Il Convento S. Angelo in Palco in Nola appare per la prima volta come Casa di Studio dell’Ordine nel 1593, quando v’insegnava le “Arti” il famoso Poeta Pietro Villaroel da Stilo. Il P. Andrea da Palma, seguendo le direttive del Ministro Generale dell’Ordine, P. Venanzio da Celano, rinverdì le glorie di S. Angelo in Palco, quando nel 1852 vi istituì lo Studio Generale. Come atto preliminare fu curata la Cassa della Provincia, amministrata da tre frati ed alimentata da una celebrazione di una Santa Messa quotidiana da parte di tutti i Conventi della Provincia. Con questo cespite economico, allo Studio veniva assicurata la sussistenza. Lo Studio dipendeva dal Ministro Generale e dava la possibilità ai vari Lettori di raggiungere i gradi accademici. La Provincia fece dello Studio di Nola uno dei punti di forza per la sua rinascita morale e culturale. Lo Studio ricevette nuovo impulso dal successore del P. Andrea, il P. Raffaele Iaccarino da Pozzuoli una mente aperta e sensibile ai problemi contemporanei. Egli contribuì notevolmente all’ammodernamento dell’apparato scientifico delle scuole ecclesiastiche del tempo. Perciò volle che le scienze esatte avessero, nello Studio di Nola, una giusta considerazione. A tal fine, creò nel 1856, un Laboratorio di fisica e chimica, dotato delle più moderne apparecchiature scientifiche, affiancato da una Biblioteca, rivista nelle sue strutture e ordinamento . Inoltre, volle dare la massima notorietà alle prove pubbliche degli alunni, le quali avvenivano annualmente alla presenza dei migliori professori dell’Università Federiciana di Napoli. Di queste sessioni, definite “Publica Specimina”, si possiedono ancora lusinghiere relazioni, dalle quali traspare negli alunni sicurezza di dottrina e rigorosità di metodo scientifico.
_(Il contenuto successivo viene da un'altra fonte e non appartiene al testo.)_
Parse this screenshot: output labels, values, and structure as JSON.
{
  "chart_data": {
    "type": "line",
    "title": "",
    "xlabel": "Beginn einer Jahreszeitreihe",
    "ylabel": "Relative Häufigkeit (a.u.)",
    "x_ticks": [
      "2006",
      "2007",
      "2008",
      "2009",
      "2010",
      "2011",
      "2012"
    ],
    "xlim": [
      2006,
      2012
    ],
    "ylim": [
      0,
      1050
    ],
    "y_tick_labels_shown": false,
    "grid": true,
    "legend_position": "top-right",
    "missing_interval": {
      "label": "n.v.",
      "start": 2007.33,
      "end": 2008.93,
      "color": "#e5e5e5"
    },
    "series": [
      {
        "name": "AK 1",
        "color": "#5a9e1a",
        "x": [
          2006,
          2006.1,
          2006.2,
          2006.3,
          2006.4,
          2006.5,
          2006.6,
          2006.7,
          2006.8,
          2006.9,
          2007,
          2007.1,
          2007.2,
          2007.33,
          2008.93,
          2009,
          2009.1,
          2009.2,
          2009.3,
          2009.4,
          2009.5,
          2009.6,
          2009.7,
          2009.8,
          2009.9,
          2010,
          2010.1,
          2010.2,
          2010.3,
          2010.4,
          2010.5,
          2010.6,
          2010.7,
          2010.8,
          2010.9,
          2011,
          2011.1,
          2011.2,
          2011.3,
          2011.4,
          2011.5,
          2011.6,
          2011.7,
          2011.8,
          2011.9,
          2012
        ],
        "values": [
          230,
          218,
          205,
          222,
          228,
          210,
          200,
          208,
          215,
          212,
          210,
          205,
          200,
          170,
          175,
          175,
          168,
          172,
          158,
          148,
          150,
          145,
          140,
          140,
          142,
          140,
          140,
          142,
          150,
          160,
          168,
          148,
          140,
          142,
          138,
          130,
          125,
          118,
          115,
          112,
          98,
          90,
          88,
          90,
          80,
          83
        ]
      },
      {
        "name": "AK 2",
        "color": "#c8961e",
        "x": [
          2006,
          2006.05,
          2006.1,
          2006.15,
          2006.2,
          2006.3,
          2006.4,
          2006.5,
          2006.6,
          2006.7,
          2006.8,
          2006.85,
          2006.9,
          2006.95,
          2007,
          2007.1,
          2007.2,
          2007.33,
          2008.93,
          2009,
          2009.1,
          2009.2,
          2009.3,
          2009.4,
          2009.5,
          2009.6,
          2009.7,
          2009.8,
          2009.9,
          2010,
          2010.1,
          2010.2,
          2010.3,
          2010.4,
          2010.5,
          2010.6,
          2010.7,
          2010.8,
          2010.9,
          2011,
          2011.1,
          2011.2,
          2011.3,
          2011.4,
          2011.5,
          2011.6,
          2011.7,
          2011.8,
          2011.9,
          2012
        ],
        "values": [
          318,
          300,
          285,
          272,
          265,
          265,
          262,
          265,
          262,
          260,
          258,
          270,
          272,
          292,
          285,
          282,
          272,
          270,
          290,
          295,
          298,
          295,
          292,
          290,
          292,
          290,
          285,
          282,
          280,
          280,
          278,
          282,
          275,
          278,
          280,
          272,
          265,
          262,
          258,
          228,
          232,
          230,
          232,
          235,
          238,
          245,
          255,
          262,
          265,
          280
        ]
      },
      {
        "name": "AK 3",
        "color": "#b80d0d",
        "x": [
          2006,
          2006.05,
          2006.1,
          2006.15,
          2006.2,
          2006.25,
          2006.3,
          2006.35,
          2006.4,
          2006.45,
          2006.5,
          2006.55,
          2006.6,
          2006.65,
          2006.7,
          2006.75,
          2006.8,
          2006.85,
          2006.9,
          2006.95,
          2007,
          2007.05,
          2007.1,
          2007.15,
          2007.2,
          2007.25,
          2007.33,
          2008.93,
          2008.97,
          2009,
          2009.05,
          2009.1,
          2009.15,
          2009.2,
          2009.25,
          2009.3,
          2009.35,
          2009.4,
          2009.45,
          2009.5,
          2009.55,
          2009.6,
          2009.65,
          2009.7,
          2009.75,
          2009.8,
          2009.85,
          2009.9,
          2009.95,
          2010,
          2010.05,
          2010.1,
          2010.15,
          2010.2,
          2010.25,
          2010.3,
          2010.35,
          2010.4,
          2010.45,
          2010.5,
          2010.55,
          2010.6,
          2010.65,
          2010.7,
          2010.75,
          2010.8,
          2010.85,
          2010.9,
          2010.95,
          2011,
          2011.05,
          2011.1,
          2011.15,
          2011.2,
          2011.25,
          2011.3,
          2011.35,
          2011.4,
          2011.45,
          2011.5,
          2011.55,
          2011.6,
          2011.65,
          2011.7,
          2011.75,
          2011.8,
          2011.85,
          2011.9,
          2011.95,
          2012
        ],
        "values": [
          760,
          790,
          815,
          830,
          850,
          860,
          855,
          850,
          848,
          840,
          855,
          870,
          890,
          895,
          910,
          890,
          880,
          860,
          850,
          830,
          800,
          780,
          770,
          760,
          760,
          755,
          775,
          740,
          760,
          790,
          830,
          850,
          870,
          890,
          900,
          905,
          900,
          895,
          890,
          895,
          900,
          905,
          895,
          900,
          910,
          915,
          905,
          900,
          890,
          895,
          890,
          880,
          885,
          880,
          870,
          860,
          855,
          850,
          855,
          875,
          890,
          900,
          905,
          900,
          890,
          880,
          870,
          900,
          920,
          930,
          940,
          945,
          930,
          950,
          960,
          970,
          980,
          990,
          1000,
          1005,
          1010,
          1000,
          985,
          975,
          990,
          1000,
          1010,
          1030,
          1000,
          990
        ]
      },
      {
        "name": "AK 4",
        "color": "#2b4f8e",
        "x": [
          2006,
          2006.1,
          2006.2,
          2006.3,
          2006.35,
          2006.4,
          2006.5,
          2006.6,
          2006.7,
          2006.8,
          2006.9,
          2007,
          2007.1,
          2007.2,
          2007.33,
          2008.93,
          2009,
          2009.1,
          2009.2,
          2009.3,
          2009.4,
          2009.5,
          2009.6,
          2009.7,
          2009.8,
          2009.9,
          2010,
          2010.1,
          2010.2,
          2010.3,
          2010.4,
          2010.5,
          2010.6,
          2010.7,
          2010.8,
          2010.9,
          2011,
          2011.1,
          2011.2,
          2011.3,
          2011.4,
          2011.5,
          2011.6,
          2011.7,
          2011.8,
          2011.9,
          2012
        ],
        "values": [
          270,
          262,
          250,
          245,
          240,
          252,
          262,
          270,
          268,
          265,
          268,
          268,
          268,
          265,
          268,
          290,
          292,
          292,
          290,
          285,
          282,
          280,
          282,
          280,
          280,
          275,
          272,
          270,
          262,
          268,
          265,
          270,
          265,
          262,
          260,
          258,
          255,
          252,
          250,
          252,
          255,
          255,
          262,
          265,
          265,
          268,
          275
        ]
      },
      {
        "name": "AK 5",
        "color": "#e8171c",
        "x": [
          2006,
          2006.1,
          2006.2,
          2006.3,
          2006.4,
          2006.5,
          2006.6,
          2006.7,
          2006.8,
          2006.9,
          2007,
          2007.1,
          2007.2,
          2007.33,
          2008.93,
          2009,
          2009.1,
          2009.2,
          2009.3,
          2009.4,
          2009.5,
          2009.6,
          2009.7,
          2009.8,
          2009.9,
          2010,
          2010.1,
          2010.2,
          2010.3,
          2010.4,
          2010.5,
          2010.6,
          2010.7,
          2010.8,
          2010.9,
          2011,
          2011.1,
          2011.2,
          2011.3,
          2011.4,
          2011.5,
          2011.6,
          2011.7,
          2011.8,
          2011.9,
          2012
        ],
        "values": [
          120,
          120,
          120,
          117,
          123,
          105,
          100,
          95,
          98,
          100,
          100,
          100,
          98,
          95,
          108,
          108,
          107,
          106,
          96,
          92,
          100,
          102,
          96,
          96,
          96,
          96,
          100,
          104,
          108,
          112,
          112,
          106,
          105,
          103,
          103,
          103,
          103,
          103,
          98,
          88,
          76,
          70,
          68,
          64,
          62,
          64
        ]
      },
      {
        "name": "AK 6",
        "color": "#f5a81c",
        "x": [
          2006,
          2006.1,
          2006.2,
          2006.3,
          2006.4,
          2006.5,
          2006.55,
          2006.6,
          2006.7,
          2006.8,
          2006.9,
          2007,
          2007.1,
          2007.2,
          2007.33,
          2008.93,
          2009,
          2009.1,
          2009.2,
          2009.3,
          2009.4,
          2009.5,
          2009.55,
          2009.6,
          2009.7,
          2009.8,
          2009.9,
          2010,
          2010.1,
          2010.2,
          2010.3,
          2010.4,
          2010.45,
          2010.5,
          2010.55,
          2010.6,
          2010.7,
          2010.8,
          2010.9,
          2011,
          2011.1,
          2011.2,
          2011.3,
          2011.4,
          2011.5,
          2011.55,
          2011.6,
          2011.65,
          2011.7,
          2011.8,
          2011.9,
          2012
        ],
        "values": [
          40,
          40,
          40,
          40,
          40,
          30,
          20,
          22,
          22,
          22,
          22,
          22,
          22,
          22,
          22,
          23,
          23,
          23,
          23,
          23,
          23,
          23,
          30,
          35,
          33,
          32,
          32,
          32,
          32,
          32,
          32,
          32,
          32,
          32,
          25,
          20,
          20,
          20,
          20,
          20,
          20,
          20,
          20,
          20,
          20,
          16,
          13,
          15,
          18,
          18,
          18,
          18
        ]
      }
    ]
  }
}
Lo Studio di S. Angelo in Palco risentì particolarmente delle leggi
eversive della Soppressione del 1866, e dovette essere abbandonato dai
Frati, con tutto il suo ingente patrimonio d’arte e di cultura,
fino al 16 giugno 1928, quando con atto di compera, redatto dal notaio
Giacomo Leonessa, il P. Pellegrino De Riggi lo riscattò a nome
della sua Provincia. Il 21 ottobre 1929, la Provincia Osservante di S.
Giacomo della Marca rientrò in possesso del glorioso convento nolano
ad opera del P. Ruggiero Izzo, Ministro Provinciale.
L’impegno profuso nei secoli dai Frati dimoranti a S. Angelo in
Palco ha reso possibile, il 23 marzo 1993, il riconoscimento del culto
del Beato Giovanni Duns Scoto , la cui devozione fu instillata nel popolo
attraverso l’impegno di Sant’Umile da Bisignano, che a Nola
dimorò diversi anni, svolgendovi l’ufficio di questuante.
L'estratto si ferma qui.